There are plenty of comments on the Dover decision going around right now. I’d like to recommend just a couple of them, though these are only examples of many good comments. Both provide some good links to more information.
I believe that the result of this trial was pretty much a foregone conclusion. There was little doubt that the Intelligent Design (ID) movement was essentially a religious movement, and there was no doubt at all that there was no theory of ID, certainly not one that was ready for the High School science classroom. We need to teach basic science, well-established science in our high schools, and we have very little time to accomplish that. New ideas need to establish themselves, go through the rigor of scientific debate, and gain a consensus before they become part of the public school curriculum.

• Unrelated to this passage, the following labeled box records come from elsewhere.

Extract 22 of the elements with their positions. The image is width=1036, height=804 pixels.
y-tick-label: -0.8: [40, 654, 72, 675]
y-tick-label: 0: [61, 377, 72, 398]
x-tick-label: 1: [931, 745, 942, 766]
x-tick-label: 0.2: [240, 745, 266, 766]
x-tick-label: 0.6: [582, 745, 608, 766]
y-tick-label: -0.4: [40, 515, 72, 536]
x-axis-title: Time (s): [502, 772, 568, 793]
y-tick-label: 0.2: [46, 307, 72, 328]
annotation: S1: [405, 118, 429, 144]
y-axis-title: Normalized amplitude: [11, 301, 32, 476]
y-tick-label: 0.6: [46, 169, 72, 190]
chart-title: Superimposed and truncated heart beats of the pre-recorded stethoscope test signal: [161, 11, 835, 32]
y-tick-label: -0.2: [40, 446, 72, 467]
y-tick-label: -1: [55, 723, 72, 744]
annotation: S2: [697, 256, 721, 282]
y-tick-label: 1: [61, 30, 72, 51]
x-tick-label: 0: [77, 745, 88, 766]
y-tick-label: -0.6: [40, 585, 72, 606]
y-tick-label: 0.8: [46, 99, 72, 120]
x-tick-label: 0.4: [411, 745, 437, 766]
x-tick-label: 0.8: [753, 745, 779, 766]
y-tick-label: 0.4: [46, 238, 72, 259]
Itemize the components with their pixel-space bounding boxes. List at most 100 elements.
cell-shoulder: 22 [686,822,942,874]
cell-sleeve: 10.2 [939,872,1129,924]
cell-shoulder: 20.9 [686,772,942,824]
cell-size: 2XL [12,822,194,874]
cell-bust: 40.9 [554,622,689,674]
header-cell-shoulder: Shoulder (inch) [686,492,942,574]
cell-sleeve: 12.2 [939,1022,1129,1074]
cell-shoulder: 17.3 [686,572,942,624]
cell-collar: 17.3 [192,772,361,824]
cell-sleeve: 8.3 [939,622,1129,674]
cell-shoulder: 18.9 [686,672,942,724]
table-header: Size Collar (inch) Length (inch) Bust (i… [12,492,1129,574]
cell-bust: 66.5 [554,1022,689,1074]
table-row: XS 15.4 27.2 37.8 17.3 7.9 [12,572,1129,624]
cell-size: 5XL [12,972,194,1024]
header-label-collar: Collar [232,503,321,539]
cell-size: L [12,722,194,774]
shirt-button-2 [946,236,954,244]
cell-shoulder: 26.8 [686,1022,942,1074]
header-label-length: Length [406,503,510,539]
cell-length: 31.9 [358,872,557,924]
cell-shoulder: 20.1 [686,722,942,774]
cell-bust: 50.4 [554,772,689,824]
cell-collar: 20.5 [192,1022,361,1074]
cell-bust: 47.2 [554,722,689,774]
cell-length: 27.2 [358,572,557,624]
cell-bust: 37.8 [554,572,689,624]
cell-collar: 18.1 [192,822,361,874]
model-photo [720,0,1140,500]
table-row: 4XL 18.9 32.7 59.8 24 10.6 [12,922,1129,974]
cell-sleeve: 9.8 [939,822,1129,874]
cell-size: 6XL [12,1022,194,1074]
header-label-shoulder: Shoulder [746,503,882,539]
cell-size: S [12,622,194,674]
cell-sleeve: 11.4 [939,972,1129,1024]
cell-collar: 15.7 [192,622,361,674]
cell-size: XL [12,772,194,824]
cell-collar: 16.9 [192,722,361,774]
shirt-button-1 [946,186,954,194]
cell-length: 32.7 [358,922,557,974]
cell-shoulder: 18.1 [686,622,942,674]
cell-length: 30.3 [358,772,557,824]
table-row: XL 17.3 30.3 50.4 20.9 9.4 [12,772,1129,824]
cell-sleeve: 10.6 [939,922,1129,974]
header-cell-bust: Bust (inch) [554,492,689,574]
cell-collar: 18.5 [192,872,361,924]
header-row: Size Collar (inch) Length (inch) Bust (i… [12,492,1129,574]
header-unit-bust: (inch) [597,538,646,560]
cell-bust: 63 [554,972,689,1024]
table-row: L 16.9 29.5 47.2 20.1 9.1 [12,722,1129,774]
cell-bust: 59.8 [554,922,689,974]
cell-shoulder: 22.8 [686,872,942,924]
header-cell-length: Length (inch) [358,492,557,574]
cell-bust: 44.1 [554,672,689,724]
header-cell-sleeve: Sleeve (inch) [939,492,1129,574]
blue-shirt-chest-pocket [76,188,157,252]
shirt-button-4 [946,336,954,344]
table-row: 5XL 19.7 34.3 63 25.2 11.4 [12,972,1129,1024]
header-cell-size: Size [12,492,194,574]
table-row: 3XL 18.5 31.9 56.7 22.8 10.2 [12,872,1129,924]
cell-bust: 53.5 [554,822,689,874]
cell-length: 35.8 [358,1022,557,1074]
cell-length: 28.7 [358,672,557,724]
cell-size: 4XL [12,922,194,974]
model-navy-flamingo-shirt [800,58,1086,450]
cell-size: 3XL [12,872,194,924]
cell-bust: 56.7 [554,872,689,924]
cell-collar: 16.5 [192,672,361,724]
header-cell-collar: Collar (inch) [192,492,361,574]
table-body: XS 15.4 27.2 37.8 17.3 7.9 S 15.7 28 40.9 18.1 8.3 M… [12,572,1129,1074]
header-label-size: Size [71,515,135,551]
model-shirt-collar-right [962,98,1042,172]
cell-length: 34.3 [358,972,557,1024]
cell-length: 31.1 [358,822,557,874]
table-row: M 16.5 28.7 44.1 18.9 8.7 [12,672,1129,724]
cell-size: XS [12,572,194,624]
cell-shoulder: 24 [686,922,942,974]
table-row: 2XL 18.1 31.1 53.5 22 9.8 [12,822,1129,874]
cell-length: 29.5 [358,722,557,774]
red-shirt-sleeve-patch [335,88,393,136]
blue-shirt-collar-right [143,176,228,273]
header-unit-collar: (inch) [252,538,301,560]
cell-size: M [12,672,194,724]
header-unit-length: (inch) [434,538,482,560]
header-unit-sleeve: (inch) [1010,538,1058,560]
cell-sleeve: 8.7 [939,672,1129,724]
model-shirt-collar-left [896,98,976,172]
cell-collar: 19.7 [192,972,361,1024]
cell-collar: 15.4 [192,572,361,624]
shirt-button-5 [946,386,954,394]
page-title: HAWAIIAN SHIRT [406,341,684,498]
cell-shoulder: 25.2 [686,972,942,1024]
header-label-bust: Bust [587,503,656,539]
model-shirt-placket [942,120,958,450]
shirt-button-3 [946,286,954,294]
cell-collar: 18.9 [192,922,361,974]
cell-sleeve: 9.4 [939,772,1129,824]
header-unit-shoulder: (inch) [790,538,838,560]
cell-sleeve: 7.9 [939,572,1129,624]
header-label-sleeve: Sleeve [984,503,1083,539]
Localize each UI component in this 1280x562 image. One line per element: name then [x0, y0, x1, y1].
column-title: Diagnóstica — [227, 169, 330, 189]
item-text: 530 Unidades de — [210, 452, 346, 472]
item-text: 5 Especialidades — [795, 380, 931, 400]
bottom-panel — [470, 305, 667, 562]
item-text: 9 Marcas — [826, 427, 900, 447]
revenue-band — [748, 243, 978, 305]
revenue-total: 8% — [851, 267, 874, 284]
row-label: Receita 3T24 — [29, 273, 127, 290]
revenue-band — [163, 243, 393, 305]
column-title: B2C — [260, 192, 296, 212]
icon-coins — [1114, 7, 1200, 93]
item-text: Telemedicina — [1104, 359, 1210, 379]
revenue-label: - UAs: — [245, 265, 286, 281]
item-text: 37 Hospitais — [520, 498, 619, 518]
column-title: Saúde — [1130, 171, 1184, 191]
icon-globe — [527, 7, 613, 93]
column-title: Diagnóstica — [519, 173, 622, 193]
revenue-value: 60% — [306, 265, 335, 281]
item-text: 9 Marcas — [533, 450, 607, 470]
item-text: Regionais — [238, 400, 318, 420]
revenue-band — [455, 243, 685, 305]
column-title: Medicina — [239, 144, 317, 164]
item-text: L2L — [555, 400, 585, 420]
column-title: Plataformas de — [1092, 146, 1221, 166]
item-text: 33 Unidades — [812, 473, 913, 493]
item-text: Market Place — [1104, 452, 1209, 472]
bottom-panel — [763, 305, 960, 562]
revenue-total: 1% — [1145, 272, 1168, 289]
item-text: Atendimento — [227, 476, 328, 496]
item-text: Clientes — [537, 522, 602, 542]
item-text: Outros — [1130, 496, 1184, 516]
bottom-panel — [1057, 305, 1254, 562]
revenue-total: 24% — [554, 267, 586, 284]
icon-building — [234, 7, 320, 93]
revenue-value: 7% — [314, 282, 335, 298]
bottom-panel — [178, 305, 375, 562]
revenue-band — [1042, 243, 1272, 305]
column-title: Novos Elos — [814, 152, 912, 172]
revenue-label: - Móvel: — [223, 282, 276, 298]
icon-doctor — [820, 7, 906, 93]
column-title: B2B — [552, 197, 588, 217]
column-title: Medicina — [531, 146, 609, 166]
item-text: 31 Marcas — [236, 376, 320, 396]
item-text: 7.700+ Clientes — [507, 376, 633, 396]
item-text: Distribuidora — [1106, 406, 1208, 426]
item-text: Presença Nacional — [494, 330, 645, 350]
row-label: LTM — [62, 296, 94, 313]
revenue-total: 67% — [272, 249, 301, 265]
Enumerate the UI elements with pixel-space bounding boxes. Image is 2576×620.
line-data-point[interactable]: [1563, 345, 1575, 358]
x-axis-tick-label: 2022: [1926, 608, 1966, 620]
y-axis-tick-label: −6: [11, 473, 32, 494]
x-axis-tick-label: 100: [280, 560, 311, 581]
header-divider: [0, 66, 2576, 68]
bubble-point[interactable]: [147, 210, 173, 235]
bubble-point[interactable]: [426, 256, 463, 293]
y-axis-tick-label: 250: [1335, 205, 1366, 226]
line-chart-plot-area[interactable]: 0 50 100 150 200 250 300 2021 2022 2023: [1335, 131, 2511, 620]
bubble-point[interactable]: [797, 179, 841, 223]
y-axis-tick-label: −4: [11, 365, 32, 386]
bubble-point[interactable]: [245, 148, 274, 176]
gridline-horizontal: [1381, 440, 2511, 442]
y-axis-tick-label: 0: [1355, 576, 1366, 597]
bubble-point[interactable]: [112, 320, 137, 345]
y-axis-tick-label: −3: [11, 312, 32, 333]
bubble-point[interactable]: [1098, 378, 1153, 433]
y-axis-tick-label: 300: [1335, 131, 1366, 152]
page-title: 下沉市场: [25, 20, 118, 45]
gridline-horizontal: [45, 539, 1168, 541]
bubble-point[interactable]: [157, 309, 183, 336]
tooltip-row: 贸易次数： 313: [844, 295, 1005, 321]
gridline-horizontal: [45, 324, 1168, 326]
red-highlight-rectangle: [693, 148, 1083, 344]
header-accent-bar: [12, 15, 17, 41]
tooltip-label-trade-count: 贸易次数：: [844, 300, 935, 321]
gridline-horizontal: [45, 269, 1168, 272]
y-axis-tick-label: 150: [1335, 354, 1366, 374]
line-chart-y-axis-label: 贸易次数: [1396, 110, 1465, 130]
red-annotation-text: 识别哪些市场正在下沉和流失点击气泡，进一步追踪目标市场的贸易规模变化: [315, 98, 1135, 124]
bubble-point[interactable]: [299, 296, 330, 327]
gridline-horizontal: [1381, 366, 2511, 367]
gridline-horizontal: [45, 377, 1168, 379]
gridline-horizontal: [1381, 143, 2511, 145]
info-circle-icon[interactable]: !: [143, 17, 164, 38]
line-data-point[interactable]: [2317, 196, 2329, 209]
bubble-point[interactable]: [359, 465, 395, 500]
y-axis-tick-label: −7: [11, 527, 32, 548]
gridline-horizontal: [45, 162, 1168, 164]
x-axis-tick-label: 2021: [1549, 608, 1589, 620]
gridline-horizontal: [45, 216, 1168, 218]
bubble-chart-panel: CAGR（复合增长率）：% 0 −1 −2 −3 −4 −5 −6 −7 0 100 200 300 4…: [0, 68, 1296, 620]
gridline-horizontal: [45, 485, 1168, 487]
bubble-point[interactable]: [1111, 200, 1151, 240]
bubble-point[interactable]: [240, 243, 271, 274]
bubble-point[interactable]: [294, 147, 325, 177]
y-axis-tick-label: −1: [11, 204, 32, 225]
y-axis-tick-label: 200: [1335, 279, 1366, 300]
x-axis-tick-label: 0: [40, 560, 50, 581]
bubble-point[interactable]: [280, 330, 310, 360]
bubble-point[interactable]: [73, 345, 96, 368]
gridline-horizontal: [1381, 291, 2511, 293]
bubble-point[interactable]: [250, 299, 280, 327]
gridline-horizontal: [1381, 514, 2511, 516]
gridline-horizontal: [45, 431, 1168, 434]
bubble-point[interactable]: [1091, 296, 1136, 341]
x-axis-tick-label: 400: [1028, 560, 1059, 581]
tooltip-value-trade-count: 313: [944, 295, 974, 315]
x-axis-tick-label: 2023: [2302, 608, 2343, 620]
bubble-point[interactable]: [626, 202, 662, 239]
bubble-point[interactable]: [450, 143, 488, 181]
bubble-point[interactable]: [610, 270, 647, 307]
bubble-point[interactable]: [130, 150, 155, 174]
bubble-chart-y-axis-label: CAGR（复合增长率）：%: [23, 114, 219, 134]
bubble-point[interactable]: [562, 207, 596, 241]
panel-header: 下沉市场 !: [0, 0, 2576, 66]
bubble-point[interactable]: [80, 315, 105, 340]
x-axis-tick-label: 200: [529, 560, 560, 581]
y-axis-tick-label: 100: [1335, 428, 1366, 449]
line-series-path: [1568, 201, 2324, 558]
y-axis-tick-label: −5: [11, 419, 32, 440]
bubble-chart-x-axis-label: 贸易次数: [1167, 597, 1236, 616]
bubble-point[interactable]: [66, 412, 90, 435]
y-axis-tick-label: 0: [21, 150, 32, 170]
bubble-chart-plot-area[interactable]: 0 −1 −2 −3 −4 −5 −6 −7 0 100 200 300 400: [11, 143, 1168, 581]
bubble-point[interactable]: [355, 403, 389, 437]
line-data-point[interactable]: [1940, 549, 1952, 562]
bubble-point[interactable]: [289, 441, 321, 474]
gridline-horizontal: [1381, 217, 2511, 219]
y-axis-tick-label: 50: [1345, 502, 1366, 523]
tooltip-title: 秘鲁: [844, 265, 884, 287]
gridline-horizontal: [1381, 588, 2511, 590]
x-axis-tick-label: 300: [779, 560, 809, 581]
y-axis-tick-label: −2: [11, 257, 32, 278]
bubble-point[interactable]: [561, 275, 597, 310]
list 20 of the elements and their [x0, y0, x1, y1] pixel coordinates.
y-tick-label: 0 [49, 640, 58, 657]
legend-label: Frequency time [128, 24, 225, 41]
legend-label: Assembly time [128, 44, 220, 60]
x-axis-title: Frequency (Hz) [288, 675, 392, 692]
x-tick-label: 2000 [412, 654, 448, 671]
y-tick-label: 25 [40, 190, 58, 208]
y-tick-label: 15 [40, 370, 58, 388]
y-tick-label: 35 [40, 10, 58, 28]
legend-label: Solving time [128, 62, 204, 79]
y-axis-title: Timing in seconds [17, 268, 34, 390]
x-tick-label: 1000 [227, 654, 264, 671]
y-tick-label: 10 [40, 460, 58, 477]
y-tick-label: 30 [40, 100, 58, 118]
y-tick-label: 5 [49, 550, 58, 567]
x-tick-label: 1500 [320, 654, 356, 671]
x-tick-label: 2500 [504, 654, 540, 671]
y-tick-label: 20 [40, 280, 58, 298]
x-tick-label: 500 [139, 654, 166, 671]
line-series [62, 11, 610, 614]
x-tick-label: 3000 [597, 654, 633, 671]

But I want to address another issue. Many people who share my Christian faith are concerned tonight because they feel that religion is under attack. Those who accept one or another of the views involving special creation feel that their children can attend public school only at the risk of their faith. “Godless evolution” has won the day, and they don’t even get a hearing, not even a tiny disclaimer. I could tell them how well evolution is established as a scientific theory, and I would be right. I could tell them how bad an idea it is to trust religious education to the government, and I believe that’s a good point. I could point out the evil things that have taken place when government took distortions of faith and applied them by force, and that would be valid as well.
But none of those things are likely to move that fairly large group of people right now. I think it’s unfortunate that more dialogue and education does not take place in this area. More people need to realize how many people of faith, such as myself, and how many church leaders do not see a conflict between evolution and faith.
Let me suggest something that I think should strike home, not only for those opposed to the decision, but also for all other people of faith who support it. We need to look at reforming religious education. In our churches we have a substantial amount of time available in which to educate our children, to supplement the education that they receive in public schools or even in private schools. In many churches in my area we have Sunday School, one or two youth meetings per week, and a Wednesday night teaching program. That’s a great deal of time. Right now, we’re using most of that time to tell a few stories and make them feel good.
Parents have even more time. They can get involved in helping their children with homework. If you believe that there is a place where faith needs to be introduced into the study of science, you have the power to do it. At the same time as you’re doing it, you will be spending more time with your children, building your bond with them, and increasing the chance that they will become productive citizens. I have some ideas of what should be taught, but even if what you teach is repugnant to me, you have a right and even a duty to take the time and effort to teach it.
It’s very simple.
You want your children taught intelligent design? Get with your church’s education program and get some programs on it. I teach such a program for those who hold to a theistic view of evolution through Pacesetters Bible School, and I have produced a tract on the subject called God the Creator. Those who object to any form of evolution will not like my programs, but there’s no shortage of folks willing to teach other viewpoints.
You want your children to pray? Student led prayer is legal right now. Teach your children to pray–that is, after all, a function of parents and churches–and then release them to work and lead in their own way. You really aren’t prevented from any of this. (I teach this one too. See my book I Want to Pray! co-authored with Rev. Perry Dalton.)
You see, I don’t think the courts are taking away your right to educate your children about your faith. Not at all! What they are taking away is your right to be lazy and to expect somebody else to do your job, whether you are a religious educator or a parent.
So get out there, get active, and exercise the rights you have.